Результаты, полученные для этих штаммов S. aureus and Е. faecalis, согласуются с результатами, полученными в анализе кинетики элиминации для всех протестированных изолятов MRSA и VRE. Результаты анализа кинетики элиминации Staphylococcus aureus KC01 при различных концентрациях NCL812 до 24 ч периода инкубации показаны на Фигуре 39. Результаты анализа кинетики элиминации Enterococcus faecalis USA01 при различных концентрациях NCL812 до 24 ч периода инкубации показаны на Фигуре 40.

Пример 9: Препараты, содержащие соединения.

С помощью стандартных способов, используемых в данной области, были приготовлены следующие препараты.

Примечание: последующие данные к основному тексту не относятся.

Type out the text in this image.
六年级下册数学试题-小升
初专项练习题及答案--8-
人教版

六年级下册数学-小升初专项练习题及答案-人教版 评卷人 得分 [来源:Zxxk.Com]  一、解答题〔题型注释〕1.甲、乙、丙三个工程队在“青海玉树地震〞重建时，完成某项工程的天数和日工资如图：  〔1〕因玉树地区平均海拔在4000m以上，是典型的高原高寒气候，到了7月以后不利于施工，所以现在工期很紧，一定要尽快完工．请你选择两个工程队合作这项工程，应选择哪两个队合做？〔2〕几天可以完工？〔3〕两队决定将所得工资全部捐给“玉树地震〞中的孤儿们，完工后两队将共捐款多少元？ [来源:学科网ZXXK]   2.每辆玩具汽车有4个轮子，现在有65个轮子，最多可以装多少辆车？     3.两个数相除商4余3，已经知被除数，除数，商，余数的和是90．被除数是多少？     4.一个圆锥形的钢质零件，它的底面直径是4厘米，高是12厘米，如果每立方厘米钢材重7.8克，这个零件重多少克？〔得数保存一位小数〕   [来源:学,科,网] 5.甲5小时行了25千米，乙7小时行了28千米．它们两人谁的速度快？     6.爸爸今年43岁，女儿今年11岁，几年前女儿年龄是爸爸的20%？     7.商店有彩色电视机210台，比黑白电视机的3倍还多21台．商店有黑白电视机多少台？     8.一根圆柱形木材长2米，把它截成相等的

Препарат Ф - Препарат для местного применения - Гель на основе ПЭГ, содержащий соединения настоящего изобретения

4,0 г ПЭГ 4000;

3,5 ПЭГ 200;

0,6 пропиленгликоль;

1,9 г воды; и

0,204 г соединения (например, NCL099).

Смешивали ПЭГ 4000, ПЭГ 200 и пропиленгликоль и нагревали до 150°C до растворения всех твердых кристаллов. Соединение добавляли к воде и обрабатывали ультразвуком в течение 30 минут до полного суспендирования. Раствор соединения смешивали с гель-растворами и оставляли для охлаждения и отвердевания. Препарат A показал приемлемую вязкость, легкость нанесения на кожу, однородную суспензии и последовательной и соответствующую тонкую текстуру.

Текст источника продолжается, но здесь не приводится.